Wow, what a difference a week makes. Last week I wasn’t too worried, and this week I might be worried too much–if that’s possible. Last week concerns about the virus made it easy to get a table at my favorite New York City restaurant, and this week it’s closed.
I’m not an alarmist by nature. With me, it’s nurture. When I was a baby, my mom would put a mirror up to my mouth to see if I was still breathing and alive. I still do that myself, every once in a while, just to make sure.
In any case, the result is I’m not a keep calm and carry on kind of guy.
The above cartoon pretty much sums up my approach to all problems, real and imagined. But now that the imagined is all too real, what’s a person to do?
Much better, in my opinion, to keep calm and cartoon on—as Chris Madden has done with this wonderfully ironic cartoon of his that shows the power of humor to sum up a complicated, contradictory, paradoxical situation in a simple way.
Maybe Chris wasn’t calm when he did this cartoon, but he was carrying on the great tradition of using humor in a time of crisis to help us cope with adversity and anxiety.
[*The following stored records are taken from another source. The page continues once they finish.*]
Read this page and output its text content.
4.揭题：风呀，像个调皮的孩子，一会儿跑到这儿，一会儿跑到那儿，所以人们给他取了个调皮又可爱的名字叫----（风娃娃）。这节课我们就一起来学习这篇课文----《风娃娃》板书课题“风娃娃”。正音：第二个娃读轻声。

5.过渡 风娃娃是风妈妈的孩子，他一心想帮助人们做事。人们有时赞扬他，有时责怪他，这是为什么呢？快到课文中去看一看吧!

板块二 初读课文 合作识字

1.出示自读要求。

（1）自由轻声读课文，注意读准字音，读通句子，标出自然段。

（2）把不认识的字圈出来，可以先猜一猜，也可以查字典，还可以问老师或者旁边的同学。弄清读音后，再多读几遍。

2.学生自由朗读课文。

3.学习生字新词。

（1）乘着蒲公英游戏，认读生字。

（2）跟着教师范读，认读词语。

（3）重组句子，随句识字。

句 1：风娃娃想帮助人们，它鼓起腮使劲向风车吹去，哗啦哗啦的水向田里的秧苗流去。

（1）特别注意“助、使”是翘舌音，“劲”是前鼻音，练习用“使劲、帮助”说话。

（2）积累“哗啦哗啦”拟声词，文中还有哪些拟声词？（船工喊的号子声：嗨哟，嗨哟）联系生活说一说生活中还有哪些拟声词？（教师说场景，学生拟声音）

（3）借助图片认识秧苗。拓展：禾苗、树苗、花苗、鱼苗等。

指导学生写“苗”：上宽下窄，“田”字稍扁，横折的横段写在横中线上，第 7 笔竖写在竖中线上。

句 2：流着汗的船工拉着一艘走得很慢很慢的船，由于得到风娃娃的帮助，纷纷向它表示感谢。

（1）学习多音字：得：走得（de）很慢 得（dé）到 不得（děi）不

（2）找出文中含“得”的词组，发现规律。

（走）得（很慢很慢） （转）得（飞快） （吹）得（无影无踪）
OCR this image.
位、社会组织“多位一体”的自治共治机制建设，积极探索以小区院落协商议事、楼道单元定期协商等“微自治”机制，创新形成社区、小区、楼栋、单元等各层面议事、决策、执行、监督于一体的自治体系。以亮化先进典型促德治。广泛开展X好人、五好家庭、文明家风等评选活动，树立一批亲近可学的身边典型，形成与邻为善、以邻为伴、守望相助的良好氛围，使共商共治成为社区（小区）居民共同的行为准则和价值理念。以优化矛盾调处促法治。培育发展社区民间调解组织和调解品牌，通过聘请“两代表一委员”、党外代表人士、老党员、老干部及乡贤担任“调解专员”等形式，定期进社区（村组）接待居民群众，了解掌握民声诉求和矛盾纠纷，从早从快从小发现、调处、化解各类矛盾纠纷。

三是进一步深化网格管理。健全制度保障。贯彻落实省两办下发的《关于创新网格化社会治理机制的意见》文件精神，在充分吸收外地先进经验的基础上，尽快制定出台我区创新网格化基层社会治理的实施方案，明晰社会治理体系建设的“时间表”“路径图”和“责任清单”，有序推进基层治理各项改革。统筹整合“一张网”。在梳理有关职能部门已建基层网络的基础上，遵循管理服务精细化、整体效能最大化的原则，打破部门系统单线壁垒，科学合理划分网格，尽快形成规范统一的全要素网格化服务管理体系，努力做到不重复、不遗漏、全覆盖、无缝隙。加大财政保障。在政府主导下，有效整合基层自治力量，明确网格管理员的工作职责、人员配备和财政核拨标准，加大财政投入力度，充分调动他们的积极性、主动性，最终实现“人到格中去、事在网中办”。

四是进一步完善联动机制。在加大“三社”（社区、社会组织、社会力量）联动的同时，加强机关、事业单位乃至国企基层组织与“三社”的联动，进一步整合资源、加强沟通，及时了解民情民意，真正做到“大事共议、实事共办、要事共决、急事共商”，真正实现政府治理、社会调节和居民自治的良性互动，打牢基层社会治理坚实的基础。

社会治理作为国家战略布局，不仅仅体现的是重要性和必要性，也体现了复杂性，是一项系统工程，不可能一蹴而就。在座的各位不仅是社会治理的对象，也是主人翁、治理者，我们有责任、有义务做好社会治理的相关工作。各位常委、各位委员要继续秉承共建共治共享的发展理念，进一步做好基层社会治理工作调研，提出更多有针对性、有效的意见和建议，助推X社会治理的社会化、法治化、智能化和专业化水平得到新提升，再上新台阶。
And, when social distancing and self-isolation become mandatory, humor can bring us together even when far apart.
Humor is a universal human experience, but only in recent decades has experimental psychology respected it as an essential, fundamental human behavior and taken humor seriously.
Historically, psychologists had a low view of humor because they were focused on low humor, the kind used to demean or disparage others or inflate one’s own worth and therefore unworthy of study. At that time, psychology dealt primarily with the negative emotions of anger, fear, and depression. But this has changed in recent decades due to the positive psychology movement, a field that examines our psychological strengths, not our weaknesses; what we do well and what makes us well and resilient. Research shows that humor can be used to make ourselves and others feel good, gain insight, combat stress, improve health, and make us more creative, communicative, and collaborative.
As one of the positive emotions—like love and joy—humor can counteract negative emotions such as anxiety…
Depression…
And anger.
See, that worked, didn’t it? You don’t feel anxious, depressed, or angry, now do you?
Ok. Humor and Coping Class dismissed. Meanwhile, take two cartoons and call me in the morning.